Mit glänzenden Augen präsentiert Maria Röcke, die sie aus alten Jeans geschneidert hat. „Das sieht richtig gut aus“, begeistert sie sich. „Die Röcke herzustellen hat Spaß gemacht, da war ich ganz in meinem Element.“Die Hosenbeine hat sie auf der gewünschten Länge abgeschnitten, die Nähte aufgetrennt und mit Stoff aus den abgeschnittenen Teilen vernäht. Nun hält sie einen schlichten, modischen Rock in Händen.
Die Jugendlichen stecken viel freie Zeit und Liebe in die Ausarbeitung. Im Frühjahr begannen sie selbständig die Kleider zu verändern. Drei Mal besuchten sie anschließend das Nähatelier von Bettina Schließer-Stadtmüller, um ihrer Kollektion den letzten Schliff zu verpassen. Diese Woche wollen sie ein letztes Mal vorbeischauen.
Franziska bedient beim vorletzten Besuch im Atelier die Nähmaschine, eine besondere für Abend- und Ballkleider. Grüner, bunt geblümter Stoff flitzt unter ihren Fingern hinweg: Ein langes Kleid wurde gekürzt und bekommt einen Rollsaum verpasst. Als Franziska das Kleid in die Höhe hält, schwingt der Rock glockenartig mit.
Sakko-Kleider und Hosenärmel Bettina Schließer-Stadtmüller unterstützt die Schüler gerne. Bei schwierigeren Passagen steht sie ihnen mit Rat zur Seite. Eine pfiffige Idee ist die Umgestaltung eines Sakkos zu einem Kleid, mit V-Ausschnitt und Kragen. Manche Kleidungsstücke bekommen eine ganz andere Funktion, so wurden aus TShirts Umhängetaschen.
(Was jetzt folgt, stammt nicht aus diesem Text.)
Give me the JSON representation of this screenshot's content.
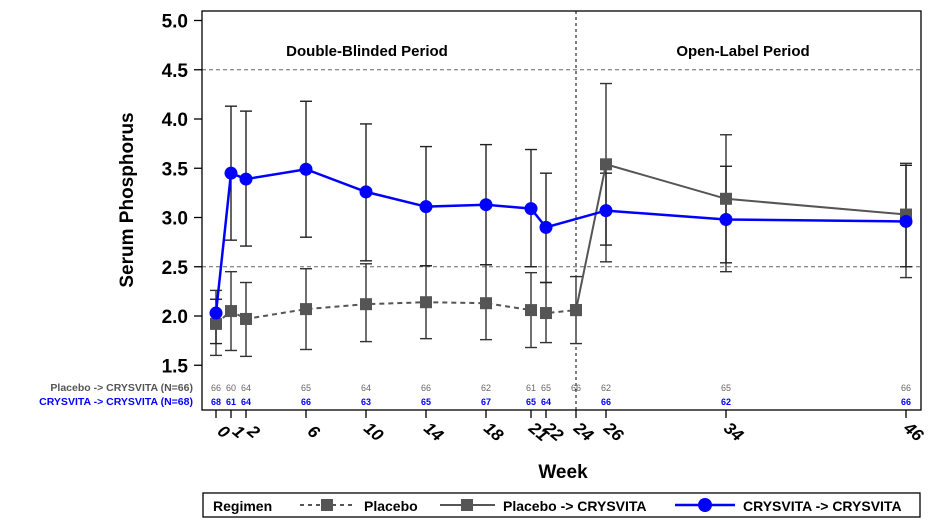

Dass Kleidung, die nicht zu eng, sondern zu kurz geworden ist, nicht gleich aussortiert werden muss, zeigt sich an einer Jeansbluse, die mit dem Stoff eines anderen Oberteils verlängert wurde. Einen Pullover verzierten die Drei mit dem Kragen eines ausrangierten Hemdes. Und die Beine der Kinder-Schlafanzughose zieren nun als bunte Ärmel das weiße Trägertop.